How far could royal mail shares fall

A question that's sure to spark some debate!

Royal Mail (RMG) shares have been under pressure in recent years due to various factors, including declining mail volumes, increased competition, and regulatory challenges. As a result, the shares have fallen significantly from their peak in 2013.

To estimate how far Royal Mail shares could fall, let's consider some potential scenarios:

  1. Conservative scenario: If Royal Mail's financial performance stabilizes, and the company is able to maintain its dividend payout, the shares could potentially fall by 10-20% over the next 12-18 months. This would put the shares at around 150-170p.
  2. Base case scenario: If Royal Mail's financial performance continues to decline, and the company faces increased competition and regulatory challenges, the shares could potentially fall by 20-30% over the next 12-18 months. This would put the shares at around 120-140p.
  3. Bear case scenario: If Royal Mail's financial performance deteriorates significantly, and the company faces major disruptions to its business model, the shares could potentially fall by 30-50% or more over the next 12-18 months.
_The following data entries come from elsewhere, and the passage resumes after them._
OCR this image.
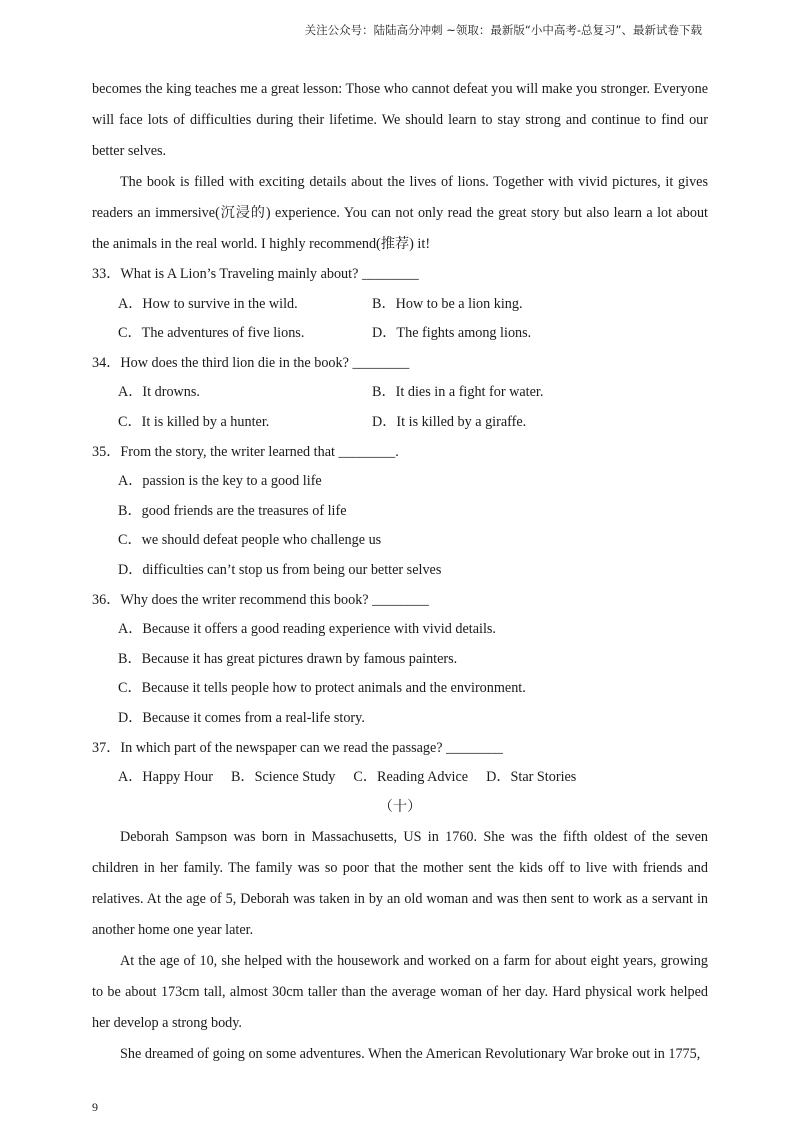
关注公众号：陆陆高分冲刺 ~领取：最新版“小中高考-总复习”、最新试卷下载

becomes the king teaches me a great lesson: Those who cannot defeat you will make you stronger. Everyone will face lots of difficulties during their lifetime. We should learn to stay strong and continue to find our better selves.

The book is filled with exciting details about the lives of lions. Together with vivid pictures, it gives readers an immersive(沉浸的) experience. You can not only read the great story but also learn a lot about the animals in the real world. I highly recommend(推荐) it!

33．What is A Lion’s Traveling mainly about? ________

A．How to survive in the wild.	B．How to be a lion king.
C．The adventures of five lions.	D．The fights among lions.

34．How does the third lion die in the book? ________

A．It drowns.	B．It dies in a fight for water.
C．It is killed by a hunter.	D．It is killed by a giraffe.

35．From the story, the writer learned that ________.

A．passion is the key to a good life

B．good friends are the treasures of life

C．we should defeat people who challenge us

D．difficulties can’t stop us from being our better selves

36．Why does the writer recommend this book? ________

A．Because it offers a good reading experience with vivid details.

B．Because it has great pictures drawn by famous painters.

C．Because it tells people how to protect animals and the environment.

D．Because it comes from a real-life story.

37．In which part of the newspaper can we read the passage? ________

A．Happy Hour B．Science Study C．Reading Advice D．Star Stories

（十）

Deborah Sampson was born in Massachusetts, US in 1760. She was the fifth oldest of the seven children in her family. The family was so poor that the mother sent the kids off to live with friends and relatives. At the age of 5, Deborah was taken in by an old woman and was then sent to work as a servant in another home one year later.

At the age of 10, she helped with the housework and worked on a farm for about eight years, growing to be about 173cm tall, almost 30cm taller than the average woman of her day. Hard physical work helped her develop a strong body.

She dreamed of going on some adventures. When the American Revolutionary War broke out in 1775,

9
This would put the shares at around 80-120p.
  4. Extreme bear case scenario: If Royal Mail's business model is severely disrupted, and the company is unable to adapt to changing market conditions, the shares could potentially fall by 50-75% or more over the next 12-18 months. This would put the shares at around 40-60p.
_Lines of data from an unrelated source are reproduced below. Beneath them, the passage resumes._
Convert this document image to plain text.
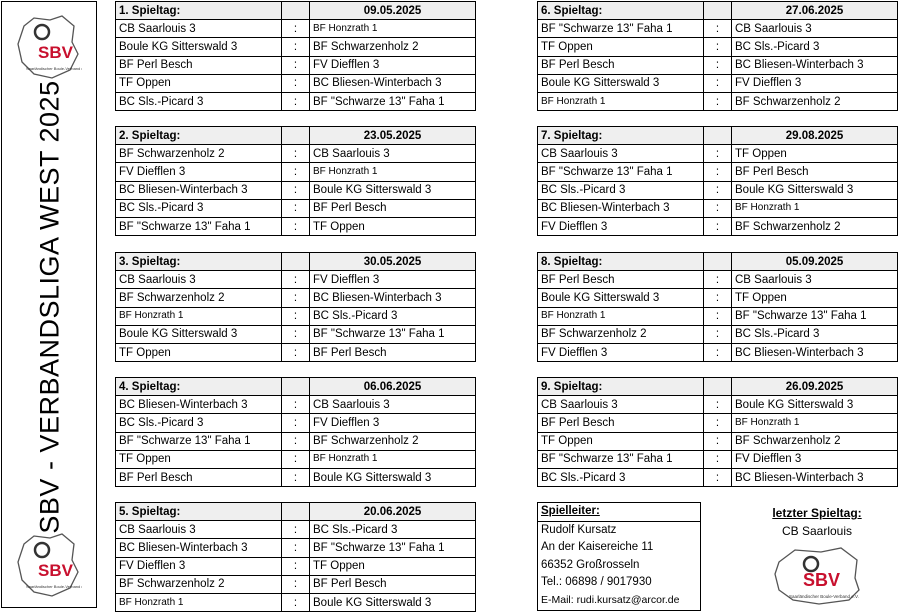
SBV
Saarländischer Boule-Verband e.V.
SBV - VERBANDSLIGA WEST 2025
SBV
Saarländischer Boule-Verband e.V.
1. Spieltag:		09.05.2025
CB Saarlouis 3	:	BF Honzrath 1
Boule KG Sitterswald 3	:	BF Schwarzenholz 2
BF Perl Besch	:	FV Diefflen 3
TF Oppen	:	BC Bliesen-Winterbach 3
BC Sls.-Picard 3	:	BF "Schwarze 13" Faha 1
2. Spieltag:		23.05.2025
BF Schwarzenholz 2	:	CB Saarlouis 3
FV Diefflen 3	:	BF Honzrath 1
BC Bliesen-Winterbach 3	:	Boule KG Sitterswald 3
BC Sls.-Picard 3	:	BF Perl Besch
BF "Schwarze 13" Faha 1	:	TF Oppen
3. Spieltag:		30.05.2025
CB Saarlouis 3	:	FV Diefflen 3
BF Schwarzenholz 2	:	BC Bliesen-Winterbach 3
BF Honzrath 1	:	BC Sls.-Picard 3
Boule KG Sitterswald 3	:	BF "Schwarze 13" Faha 1
TF Oppen	:	BF Perl Besch
4. Spieltag:		06.06.2025
BC Bliesen-Winterbach 3	:	CB Saarlouis 3
BC Sls.-Picard 3	:	FV Diefflen 3
BF "Schwarze 13" Faha 1	:	BF Schwarzenholz 2
TF Oppen	:	BF Honzrath 1
BF Perl Besch	:	Boule KG Sitterswald 3
5. Spieltag:		20.06.2025
CB Saarlouis 3	:	BC Sls.-Picard 3
BC Bliesen-Winterbach 3	:	BF "Schwarze 13" Faha 1
FV Diefflen 3	:	TF Oppen
BF Schwarzenholz 2	:	BF Perl Besch
BF Honzrath 1	:	Boule KG Sitterswald 3
6. Spieltag:		27.06.2025
BF "Schwarze 13" Faha 1	:	CB Saarlouis 3
TF Oppen	:	BC Sls.-Picard 3
BF Perl Besch	:	BC Bliesen-Winterbach 3
Boule KG Sitterswald 3	:	FV Diefflen 3
BF Honzrath 1	:	BF Schwarzenholz 2
7. Spieltag:		29.08.2025
CB Saarlouis 3	:	TF Oppen
BF "Schwarze 13" Faha 1	:	BF Perl Besch
BC Sls.-Picard 3	:	Boule KG Sitterswald 3
BC Bliesen-Winterbach 3	:	BF Honzrath 1
FV Diefflen 3	:	BF Schwarzenholz 2
8. Spieltag:		05.09.2025
BF Perl Besch	:	CB Saarlouis 3
Boule KG Sitterswald 3	:	TF Oppen
BF Honzrath 1	:	BF "Schwarze 13" Faha 1
BF Schwarzenholz 2	:	BC Sls.-Picard 3
FV Diefflen 3	:	BC Bliesen-Winterbach 3
9. Spieltag:		26.09.2025
CB Saarlouis 3	:	Boule KG Sitterswald 3
BF Perl Besch	:	BF Honzrath 1
TF Oppen	:	BF Schwarzenholz 2
BF "Schwarze 13" Faha 1	:	FV Diefflen 3
BC Sls.-Picard 3	:	BC Bliesen-Winterbach 3
Spielleiter:
Rudolf Kursatz
An der Kaisereiche 11
66352 Großrosseln
Tel.: 06898 / 9017930
E-Mail: rudi.kursatz@arcor.de
letzter Spieltag:
CB Saarlouis
SBV
Saarländischer Boule-Verband e.V.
Please note that these estimates are highly speculative and based on various assumptions about the company's future performance. The actual decline in Royal Mail shares could be significantly different from these estimates.

It's also important to remember that the value of Royal Mail shares can fluctuate rapidly and unpredictably, and investors should always do their own research and consider their own risk tolerance before making any investment decisions.